Nurses recruited from outside the EU are having their visa applications to work in the NHS rejected and new immigration rules are prompting some NHS nurses to resign, LGC’s sister title Health Service Journal has been told.
- NHS Employers and trusts have expressed concern over new immigration policy
- Non-EU nurses earning less than £35,000 may have to leave the country
- Hospitals already struggling to fill nurse vacancies
NHS Employers has written to the Home Office expressing concerns over changes to immigration rules which will mean non-EU nurses earning less than £35,000 a year, and who have been in the UK for six years, will have to leave the country from April next year.
HSJ understands the letter was sent to immigration minister James Brokenshire and follows the decision by the Migration Advisory Committee in February not to add nursing to the shortage occupation list.
This will mean non-EU nurses will join the general pool of non-EU workforce visa applicants hoping to receive one of the 20,700 visas available each year.
One clinical director at a London NHS hospital told HSJ nurses were already leaving their jobs to work in the private sector, in order to earn more than £35,000 and prevent deportation.
They said: “This is a big risk for us. In London we rely on nurses on work permits to keep our service running. We find it difficult to recruit and retain nurses due to the high cost of living in London. We have already lost two nurses to the private sector to avoid the £35,000 limit.
“It will be a complete disaster if the government allows this to go through. Even the rumour of it is going to make our nurses leave out of fear.”
NHS Employers and individual trusts have told the Department of Health and the Home Office that unless there is a rethink over the immigration rules and the shortage occupation list, the NHS will be unable to fill vacant nursing posts.
HSJ reported last month that 83 per cent of trusts have failed to meet their own planned nurse staffing levels. There has also been a large increase in the number of nurses recruited from overseas by trusts due to a shortage of applicants in England.

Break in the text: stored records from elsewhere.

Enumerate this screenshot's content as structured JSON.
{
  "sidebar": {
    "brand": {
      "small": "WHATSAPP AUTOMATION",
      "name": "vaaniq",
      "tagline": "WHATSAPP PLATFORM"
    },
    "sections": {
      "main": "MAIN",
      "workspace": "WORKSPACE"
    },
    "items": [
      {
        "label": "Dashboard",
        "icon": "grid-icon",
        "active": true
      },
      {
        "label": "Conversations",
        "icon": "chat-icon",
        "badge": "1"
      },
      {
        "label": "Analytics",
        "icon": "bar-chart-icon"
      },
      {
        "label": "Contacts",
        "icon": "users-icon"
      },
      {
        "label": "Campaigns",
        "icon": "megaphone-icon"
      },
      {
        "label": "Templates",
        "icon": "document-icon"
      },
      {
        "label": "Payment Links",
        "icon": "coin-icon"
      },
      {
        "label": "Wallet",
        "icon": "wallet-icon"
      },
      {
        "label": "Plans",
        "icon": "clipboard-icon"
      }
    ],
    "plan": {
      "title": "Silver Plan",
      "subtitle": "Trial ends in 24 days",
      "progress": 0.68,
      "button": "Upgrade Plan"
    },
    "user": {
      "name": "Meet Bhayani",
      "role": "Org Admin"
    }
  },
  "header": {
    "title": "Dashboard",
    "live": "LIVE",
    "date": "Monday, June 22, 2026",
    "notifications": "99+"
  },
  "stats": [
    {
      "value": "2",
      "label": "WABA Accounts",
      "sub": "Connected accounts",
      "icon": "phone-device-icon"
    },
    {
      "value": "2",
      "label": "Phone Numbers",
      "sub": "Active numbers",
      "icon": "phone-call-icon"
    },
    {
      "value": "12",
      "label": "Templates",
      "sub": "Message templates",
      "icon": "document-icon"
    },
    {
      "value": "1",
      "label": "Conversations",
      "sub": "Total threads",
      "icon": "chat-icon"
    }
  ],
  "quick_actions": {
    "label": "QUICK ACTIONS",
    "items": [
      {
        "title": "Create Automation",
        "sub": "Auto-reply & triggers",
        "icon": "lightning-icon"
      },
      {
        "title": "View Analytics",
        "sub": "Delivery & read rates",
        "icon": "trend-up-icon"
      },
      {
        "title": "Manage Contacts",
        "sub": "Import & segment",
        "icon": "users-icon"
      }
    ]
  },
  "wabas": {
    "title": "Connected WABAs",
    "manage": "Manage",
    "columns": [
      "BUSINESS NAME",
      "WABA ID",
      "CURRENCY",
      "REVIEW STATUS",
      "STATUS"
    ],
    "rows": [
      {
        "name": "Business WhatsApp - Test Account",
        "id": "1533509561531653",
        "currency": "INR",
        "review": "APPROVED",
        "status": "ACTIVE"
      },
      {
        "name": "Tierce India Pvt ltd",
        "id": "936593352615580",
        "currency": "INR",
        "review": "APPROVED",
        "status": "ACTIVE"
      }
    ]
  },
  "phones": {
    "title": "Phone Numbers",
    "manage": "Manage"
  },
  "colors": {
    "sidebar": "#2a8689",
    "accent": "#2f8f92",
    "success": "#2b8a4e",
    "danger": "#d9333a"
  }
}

Health Education England said demand for nurses increased by 21,000 in 2014 alone, following the Francis report and new safe staffing guidance.
NHS Employers chief executive Danny Mortimer told HSJ: “While employers continue to recruit nurses from the EU, they are telling us that visa applications for non-EU nurses are being rejected because of controls on numbers. I have made these concerns known to colleagues at the DH and the Home Office.”
He added: “We know that many NHS organisations are facing recruitment challenges and that overseas recruitment can provide a medium term solution whilst other plans, particularly the training of new nurses come to fruition.
“Employers will have tried all other options before embarking on overseas recruitment, and it is essential that processes to recruit nurses from overseas work effectively and responsively when we need them.”
A trust chief executive in the Midlands said the immigration policy “made no sense” given the NHS was struggling to recruit sufficient numbers.
They said: “We are very concerned with the approach that is being taken. The whole NHS has enormous vacancies and we face losing experienced staff as well. The government needs to reconsider.”
A Home Office spokeswoman said it would not comment on private correspondence and reiterated the immigration rules.
She said: “In the past it has been too easy for some employers to bring in workers from overseas rather than to take the long term decision to train our workforce here at home.
“There are exemptions to this threshold for occupations where the UK has a shortage, but the independent Migration Advisory Committee, which took evidence from a number of NHS trusts and representative bodies from across the UK, recommended against adding nurses to the shortage occupation list.
“We will continue to monitor [non-EU visa] take-up, but have no plans to change the limit.”